Nuclear Magnetic Resonance Approaches in the Study of 2-Oxo Acid Dehydrogenase Multienzyme Complexes—A Literature Review

The 2-oxoacid dehydrogenase complexes (ODHc) consist of multiple copies of three enzyme components: E1, a 2-oxoacid decarboxylase; E2, dihydrolipoyl acyl-transferase; and E3, dihydrolipoyl dehydrogenase, that together catalyze the oxidative decarboxylation of 2-oxoacids, in the presence of thiamin diphosphate (ThDP), coenzyme A (CoA), Mg(2+) and NAD(+), to generate CO(2), NADH and the corresponding acyl-CoA. The structural scaffold of the complex is provided by E2, with E1 and E3 bound around the periphery.
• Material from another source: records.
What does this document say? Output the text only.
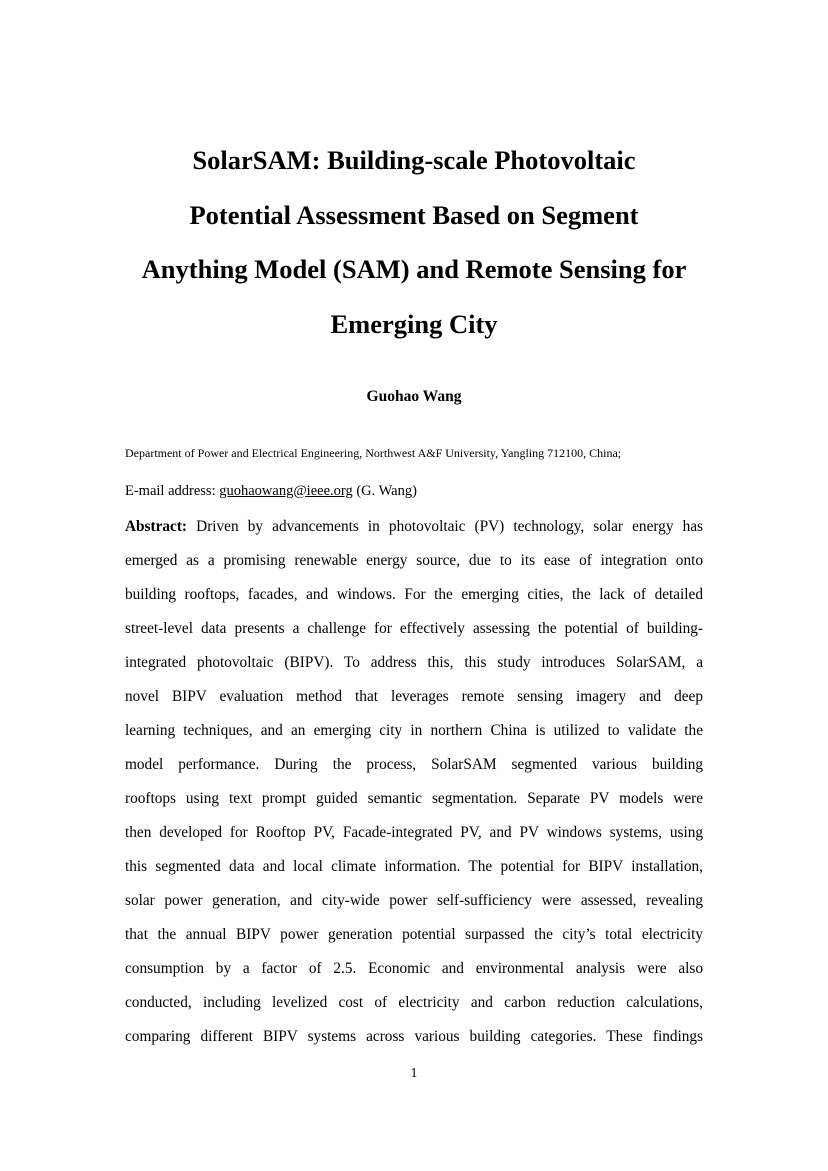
SolarSAM: Building-scale Photovoltaic
Potential Assessment Based on Segment
Anything Model (SAM) and Remote Sensing for
Emerging City
Guohao Wang
Department of Power and Electrical Engineering, Northwest A&F University, Yangling 712100, China;
E-mail address: guohaowang@ieee.org (G. Wang)
Abstract: Driven by advancements in photovoltaic (PV) technology, solar energy has
emerged as a promising renewable energy source, due to its ease of integration onto
building rooftops, facades, and windows. For the emerging cities, the lack of detailed
street-level data presents a challenge for effectively assessing the potential of building-
integrated photovoltaic (BIPV). To address this, this study introduces SolarSAM, a
novel BIPV evaluation method that leverages remote sensing imagery and deep
learning techniques, and an emerging city in northern China is utilized to validate the
model performance. During the process, SolarSAM segmented various building
rooftops using text prompt guided semantic segmentation. Separate PV models were
then developed for Rooftop PV, Facade-integrated PV, and PV windows systems, using
this segmented data and local climate information. The potential for BIPV installation,
solar power generation, and city-wide power self-sufficiency were assessed, revealing
that the annual BIPV power generation potential surpassed the city’s total electricity
consumption by a factor of 2.5. Economic and environmental analysis were also
conducted, including levelized cost of electricity and carbon reduction calculations,
comparing different BIPV systems across various building categories. These findings
1
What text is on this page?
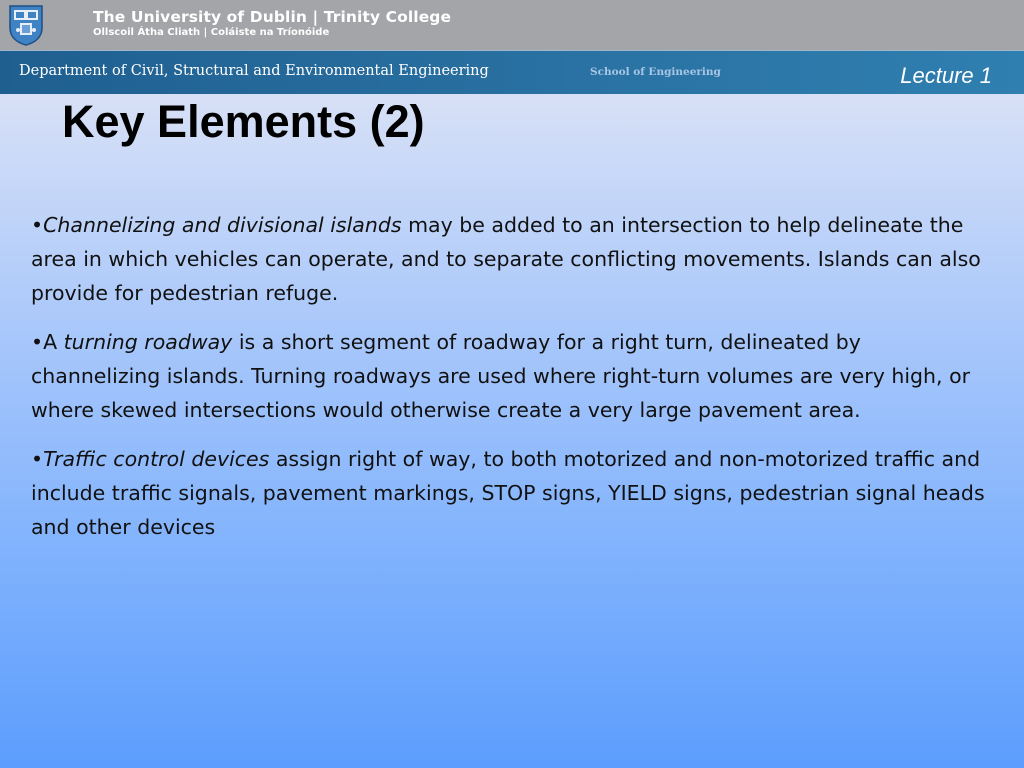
The University of Dublin | Trinity College
Ollscoil Átha Cliath | Coláiste na Tríonóide
Department of Civil, Structural and Environmental Engineering	School of Engineering	Lecture 1
Key Elements (2)

•Channelizing and divisional islands may be added to an intersection to help delineate the area in which vehicles can operate, and to separate conflicting movements. Islands can also provide for pedestrian refuge.

•A turning roadway is a short segment of roadway for a right turn, delineated by channelizing islands. Turning roadways are used where right-turn volumes are very high, or where skewed intersections would otherwise create a very large pavement area.

•Traffic control devices assign right of way, to both motorized and non-motorized traffic and include traffic signals, pavement markings, STOP signs, YIELD signs, pedestrian signal heads and other devices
The three principal members of the family are pyruvate dehydrogenase (PDHc), 2-oxoglutarate dehydrogenase (OGDHc) and branched-chain 2-oxo acid dehydrogenase (BCKDHc). In this review, we report application of NMR-based approaches to both mechanistic and structural issues concerning these complexes. These studies revealed the nature and reactivity of transient intermediates on the enzymatic pathway and provided site-specific information on the architecture and binding specificity of the domain interfaces using solubilized truncated domain constructs of the multi-domain E2 component in its interactions with the E1 and E3 components. Where studied, NMR has also provided information about mobile loops and the possible relationship of mobility and catalysis.